The report, titled "Fast Food, Poverty Wages," from researchers at the University of California-Berkeley and University of Illinois at Urbana-Champaign, revealed that low wages--the median among the fast-food giants is $8.69 an hour, with many workers making at or near the federal minimum wage of $7.25--plus lack of benefits and part-time hours are responsible for a situation where 52 percent of fast-food workers were enrolled in one or more federal government programs, including food stamps, Medicaid, Temporary Assistance for Needy Families, and the Earned Income Tax Credit.

When corporations like McDonalds and KFC make huge profits each year, they achieve them in large part by "keeping down costs"--translation: by paying their workers so little and providing so few benefits that employees are forced to turn to the government to survive.

Tellingly in the context of the current discussion about "Obamacare," one major reason that fast-food workers look for federal help is access to health care--because health care benefits are slim pickings in the industry.

"Overall, 13 percent of core frontline fast-food workers receive health benefits through their employer, compared to 59 percent for the workforce as a whole," the report stated. "When we restrict the analysis to workers employed 30 hours or more per week, the share enrolled in employer-sponsored health insurance programs provided by their employer rises slightly, to 17 percent."

In October, a taped conversation of a desperate McDonald's worker calling the company's "McResource" line captured the corporate representative suggesting she apply for food stamps and Medicaid.

According to an October report by National Employment Law Project (NELP), "Super-sizing Public Costs," low wages at the top 10 fast-food companies cost taxpayers an estimated $3.8 billion every year in public spending.
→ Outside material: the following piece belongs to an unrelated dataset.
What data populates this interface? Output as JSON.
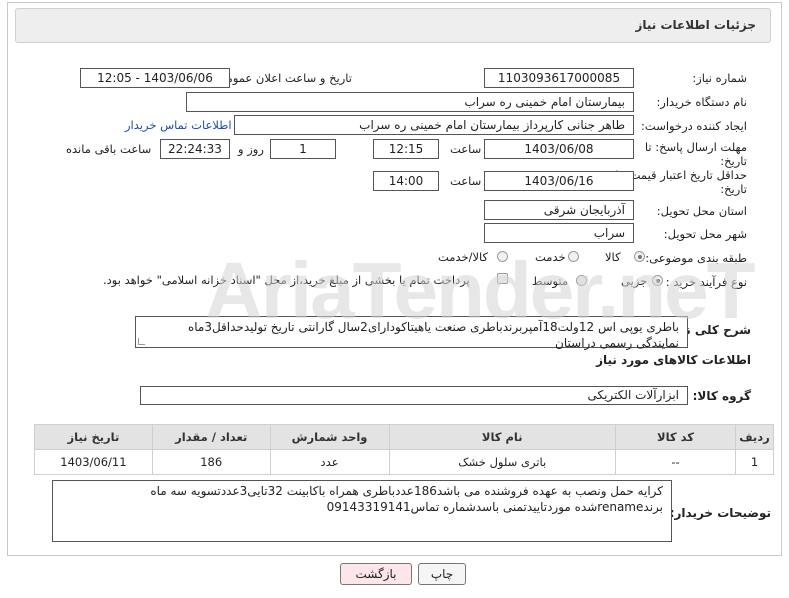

McDonald's alone is responsible for $1.2 billion in public outlays for its employees.

Often, fast-food employers act as if these jobs are at the margins of the workforce--the stereotype is of young people working part time while in school. But fast-food jobs make up a significant number of the jobs created since the Great Recession.

Between 2007 and 2009, some 60 percent of the jobs lost were middle-wage jobs, according to NELP. Of the new jobs created in the first three years of economic recovery, almost exactly the same percentage were low-wage jobs.

There's a fierce debate going on Washington about how much to cut from food stamps, from Medicare and from other programs in order to balance the federal budget. Meanwhile, there's another debate in working-class homes across the country: What are we going to cut out to make it through the month?

These two very different discussions reflect the deep divide between the mainstream political discussion within the Washington system and the sentiment among ordinary people in favor of government initiatives that could make a difference in their lives--like a jobs programs.

More broadly, they show us the two very different worlds that exist side by side in the U.S. today--because of a system that's built around profit at all costs, where the few at the top stay there by stealing from everyone else in society.